Nach so viel Rennerei durften Fabi, Oskar und Sebastian sich am Nachmittag von Heiligabend zurücklehnen. Ein bisschen waren sie selbst überrascht, dass trotz des späten Starts doch noch vieles geklappt hatte, und sie freuten sich darüber.
Zu dritt saßen sie auf den nicht sehr bequemen Holzstühlen in der Aula von Felines Schule, umgeben von stolzen Eltern, und verfolgten das Krippenspiel. Dafür, dass sie nur noch anderthalb Wochen gehabt hatten, den Text zu lernen, spielten die Kinder erstaunlich gut, und man spürte, wie viel Freude sie daran hatten.

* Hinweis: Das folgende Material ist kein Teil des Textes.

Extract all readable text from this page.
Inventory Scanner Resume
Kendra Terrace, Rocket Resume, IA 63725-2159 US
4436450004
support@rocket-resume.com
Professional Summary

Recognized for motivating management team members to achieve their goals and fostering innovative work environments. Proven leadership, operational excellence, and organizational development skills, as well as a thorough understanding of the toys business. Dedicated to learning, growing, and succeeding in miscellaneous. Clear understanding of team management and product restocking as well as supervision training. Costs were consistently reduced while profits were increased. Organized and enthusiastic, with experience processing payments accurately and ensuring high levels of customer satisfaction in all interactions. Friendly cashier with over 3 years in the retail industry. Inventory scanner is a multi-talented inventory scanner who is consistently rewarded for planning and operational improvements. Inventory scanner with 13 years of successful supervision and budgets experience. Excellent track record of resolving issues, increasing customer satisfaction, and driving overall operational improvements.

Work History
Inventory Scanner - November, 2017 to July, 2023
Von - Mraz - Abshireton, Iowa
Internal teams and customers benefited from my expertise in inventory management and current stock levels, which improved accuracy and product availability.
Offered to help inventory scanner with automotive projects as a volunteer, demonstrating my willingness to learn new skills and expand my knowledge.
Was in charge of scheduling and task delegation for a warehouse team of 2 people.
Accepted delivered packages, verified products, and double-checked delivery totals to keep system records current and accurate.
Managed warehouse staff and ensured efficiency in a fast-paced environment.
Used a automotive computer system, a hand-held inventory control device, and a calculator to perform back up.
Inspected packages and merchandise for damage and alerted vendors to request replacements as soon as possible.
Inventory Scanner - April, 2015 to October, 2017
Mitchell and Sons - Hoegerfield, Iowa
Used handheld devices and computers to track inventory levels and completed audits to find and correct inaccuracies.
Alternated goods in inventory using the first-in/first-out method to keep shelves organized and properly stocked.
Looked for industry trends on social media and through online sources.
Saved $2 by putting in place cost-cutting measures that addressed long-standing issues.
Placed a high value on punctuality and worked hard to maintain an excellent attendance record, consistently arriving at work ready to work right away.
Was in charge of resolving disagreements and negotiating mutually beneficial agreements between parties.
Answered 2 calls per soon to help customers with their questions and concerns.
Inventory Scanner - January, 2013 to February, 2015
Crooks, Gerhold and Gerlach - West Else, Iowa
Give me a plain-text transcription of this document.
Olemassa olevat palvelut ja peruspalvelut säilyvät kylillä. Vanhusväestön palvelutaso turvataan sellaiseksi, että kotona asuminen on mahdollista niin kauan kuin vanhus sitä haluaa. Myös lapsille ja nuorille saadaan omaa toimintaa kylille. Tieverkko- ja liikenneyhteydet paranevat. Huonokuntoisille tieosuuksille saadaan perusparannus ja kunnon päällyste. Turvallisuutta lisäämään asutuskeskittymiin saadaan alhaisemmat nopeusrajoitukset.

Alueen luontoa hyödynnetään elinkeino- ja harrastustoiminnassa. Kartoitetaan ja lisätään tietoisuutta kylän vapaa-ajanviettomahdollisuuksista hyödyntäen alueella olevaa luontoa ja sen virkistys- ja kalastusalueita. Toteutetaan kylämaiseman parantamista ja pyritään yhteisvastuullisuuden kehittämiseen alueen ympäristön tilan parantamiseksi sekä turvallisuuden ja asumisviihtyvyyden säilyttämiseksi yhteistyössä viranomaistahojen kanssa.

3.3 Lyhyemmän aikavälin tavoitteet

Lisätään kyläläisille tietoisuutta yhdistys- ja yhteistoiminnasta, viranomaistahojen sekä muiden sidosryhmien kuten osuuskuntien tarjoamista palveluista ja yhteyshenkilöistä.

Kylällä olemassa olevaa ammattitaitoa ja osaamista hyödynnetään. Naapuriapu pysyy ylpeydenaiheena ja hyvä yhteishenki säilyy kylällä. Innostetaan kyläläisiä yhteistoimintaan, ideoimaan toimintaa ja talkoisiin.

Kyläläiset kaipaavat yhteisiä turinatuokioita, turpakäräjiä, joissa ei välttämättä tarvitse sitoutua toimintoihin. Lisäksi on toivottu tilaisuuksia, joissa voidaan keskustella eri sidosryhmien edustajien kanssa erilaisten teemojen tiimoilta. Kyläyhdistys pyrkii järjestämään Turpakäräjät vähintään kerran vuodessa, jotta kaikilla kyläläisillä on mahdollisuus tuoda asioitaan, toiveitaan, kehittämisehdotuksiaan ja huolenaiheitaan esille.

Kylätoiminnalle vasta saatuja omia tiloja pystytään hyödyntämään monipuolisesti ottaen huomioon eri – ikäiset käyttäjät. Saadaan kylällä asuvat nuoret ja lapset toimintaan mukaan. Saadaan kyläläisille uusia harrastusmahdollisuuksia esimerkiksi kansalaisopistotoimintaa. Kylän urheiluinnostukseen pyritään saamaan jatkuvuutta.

Feline als eine der Jüngsten spielte einen Hirten und hatte nur wenige Sätze zu sagen auf der Bühne. Trotzdem war sie glücklich, und als das Spiel zu Ende war und die Kinder zu ihren Eltern rannten, war Fabi der Erste, den sie umarmte. „Danke!“, flüsterte sie. „Es war so toll!“
Fabi wurde rot, und er war froh, dass sie das im gedimmten Licht nicht sehen konnte. Glaubte sie, er steckte hinter dem Sinneswandel der Betreuer? Steckte er ja auch, aber das konnte sie doch nicht wissen, oder? Aber was war schon unmöglich? Weihnachten hatte so viele Geheimnisse, man musste nur richtig hinsehen und offen sein dafür, das hatte er gelernt in den letzten Tagen.